An essential part of a comprehensive patient evaluation should include examination of the entire kinetic chain both in a static and dynamic fashion. Often what you see statically is either directly translated to or compensated for in the dynamic evaluation. (It is important to note that many of the available foot scan units available from orthotic companies scan a patient in a static standing position and give little information on how the feet and lower limb dynamically engage the ground during movement.) The pedograph is a useful visual tool representing a 2 dimensional image of tridimensional motion, and you are seeing the end product and compensation (or lack thereof) of the individuals mechanics at that point in time. Because of the specificity of what you are seeing refers to a particular point in time, technique and reproducibility are of paramount importance. Prints should be performed several times to insure what you are looking at is what you are looking at, and not movement artifact, because of the way the patient stepped on to or off of the mat.

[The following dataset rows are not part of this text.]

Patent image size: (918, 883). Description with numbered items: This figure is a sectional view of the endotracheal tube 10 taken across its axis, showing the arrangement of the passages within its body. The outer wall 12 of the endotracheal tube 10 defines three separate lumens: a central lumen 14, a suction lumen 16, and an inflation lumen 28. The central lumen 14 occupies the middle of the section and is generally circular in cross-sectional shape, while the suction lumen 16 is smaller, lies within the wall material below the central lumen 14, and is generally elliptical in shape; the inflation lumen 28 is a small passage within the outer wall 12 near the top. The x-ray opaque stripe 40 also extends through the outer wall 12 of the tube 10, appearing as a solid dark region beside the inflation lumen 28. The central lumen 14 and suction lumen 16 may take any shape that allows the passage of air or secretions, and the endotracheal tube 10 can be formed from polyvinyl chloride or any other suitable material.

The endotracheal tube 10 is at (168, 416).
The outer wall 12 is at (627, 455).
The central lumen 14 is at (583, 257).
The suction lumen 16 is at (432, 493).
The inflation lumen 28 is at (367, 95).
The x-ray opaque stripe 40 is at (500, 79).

With a pedograph, seeing is believing. When you have objective data about how an individual moves through space and how their joints and motor system help them to accomplish that, you have a better appreciation for the type or form of therapy which may be most appropriate. In the hands of a skilled clinician, seeing abnormal plantar pressures tells you where the biomechanical fault lies, and thus where manipulation may be appropriate, which muscles need strengthening and where neuromotor coordination is lacking and gait rehabilitation is needed.  

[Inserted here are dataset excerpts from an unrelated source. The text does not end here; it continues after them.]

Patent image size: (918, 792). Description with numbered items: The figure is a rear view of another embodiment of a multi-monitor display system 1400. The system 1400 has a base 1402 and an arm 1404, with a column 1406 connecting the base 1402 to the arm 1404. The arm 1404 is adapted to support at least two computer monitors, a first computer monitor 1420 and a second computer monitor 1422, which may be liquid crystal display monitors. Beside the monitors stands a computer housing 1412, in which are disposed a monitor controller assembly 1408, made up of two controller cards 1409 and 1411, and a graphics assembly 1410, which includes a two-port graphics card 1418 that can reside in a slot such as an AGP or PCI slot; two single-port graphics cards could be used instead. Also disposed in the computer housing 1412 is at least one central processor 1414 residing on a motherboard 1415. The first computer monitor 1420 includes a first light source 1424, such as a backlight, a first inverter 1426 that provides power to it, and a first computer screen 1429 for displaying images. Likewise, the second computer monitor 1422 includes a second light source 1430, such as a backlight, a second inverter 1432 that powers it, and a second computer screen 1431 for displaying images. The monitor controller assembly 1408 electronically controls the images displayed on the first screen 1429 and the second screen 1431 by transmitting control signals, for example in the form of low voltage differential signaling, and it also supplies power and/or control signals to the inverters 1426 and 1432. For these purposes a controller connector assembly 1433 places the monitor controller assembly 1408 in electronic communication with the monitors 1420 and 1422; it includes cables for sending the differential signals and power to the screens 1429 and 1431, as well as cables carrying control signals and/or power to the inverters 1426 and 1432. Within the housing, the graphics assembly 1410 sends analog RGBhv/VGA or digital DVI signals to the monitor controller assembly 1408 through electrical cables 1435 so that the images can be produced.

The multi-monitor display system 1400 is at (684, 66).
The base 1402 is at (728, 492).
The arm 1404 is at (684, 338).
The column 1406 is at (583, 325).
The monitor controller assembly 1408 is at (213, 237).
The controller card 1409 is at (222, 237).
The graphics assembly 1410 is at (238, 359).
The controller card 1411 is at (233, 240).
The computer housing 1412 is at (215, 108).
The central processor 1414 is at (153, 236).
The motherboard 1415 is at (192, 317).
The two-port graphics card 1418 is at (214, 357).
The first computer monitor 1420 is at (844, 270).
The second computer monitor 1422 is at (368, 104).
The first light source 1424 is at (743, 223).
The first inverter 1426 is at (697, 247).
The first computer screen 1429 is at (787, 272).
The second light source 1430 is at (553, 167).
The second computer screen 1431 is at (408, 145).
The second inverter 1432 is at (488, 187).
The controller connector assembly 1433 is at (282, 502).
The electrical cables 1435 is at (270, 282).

excerpted from the 1st edition of our Book “Pedographs and Gait Analysis: Clinical Pearls and Case Studies” Trafford Publishing

How do I know if my orthotic is working?

Foot orthotics are easy, no? You get casted, it gets built, you put it in your shoe and you’re good to go, right? Wrong!

Orthotics or “Orthotic Therapy” as we call it is an ongoing process. If an orthotic is doing it’s job, your foot should change (for the better) and your prescription should become less. and less….Until you no longer need them… At least in an ideal world.

Remember, orthotics are designed to help you adapt to your environment better. Unlike a footbed, they should change the biomechanical function of your foot. A lot should go into getting fit for an orthotic, otherwise they can actually cause some of the problems they are purported to fix!

First of all, there should be a history of you and whatever is going on, with an inventory of all your past injuries. Sometimes there is a pattern that can be recognized and gives your provider clues as to what may be going on with you.

Next you should have a thorough examination of your lower kinetic chain, including the feet, ankles, knees, hips and low back. This should include range of motion, muscle strength, muscle recruitment patterns and joint function, along with reflexes, sensation and balance or proprioception. This gives us a benchmark and defines weaknesses and strengths.

Now there should be an analysis of your gait, preferably with stop motion video which allows us to slow down movements and assess subtle abnormalities that may not be visible during normal speeds of movement. If you are there for cycling orthotics, then a video of your stroke pattern is made. Sometimes, footage of your skiing technique can be helpful as well.

At this point, it should be obvious to both you and your orthotic provider whether or not an orthotic is needed. If so, a non weight bearing cast in terminal stance phase (This is a specific position of your ankle and foot) should be performed. This is usually followed by the prescription of appropriate stretches and exercises, specific to your condition. Shoe recommendations should also be given, since different foot types require different footwear characteristics. This will be good news for the ladies who like many shoes. Most guys just want the pain to stop and won’t care what they look like, as long as they are not pink!

Now you have an idea of what goes into (or should go into) building the perfect orthotic for you. Ask lots of questions of whoever is building them for you and make sure they are answered to your satisfaction. They should be a stepping stone to your recovery and  not a crutch for you to depend on.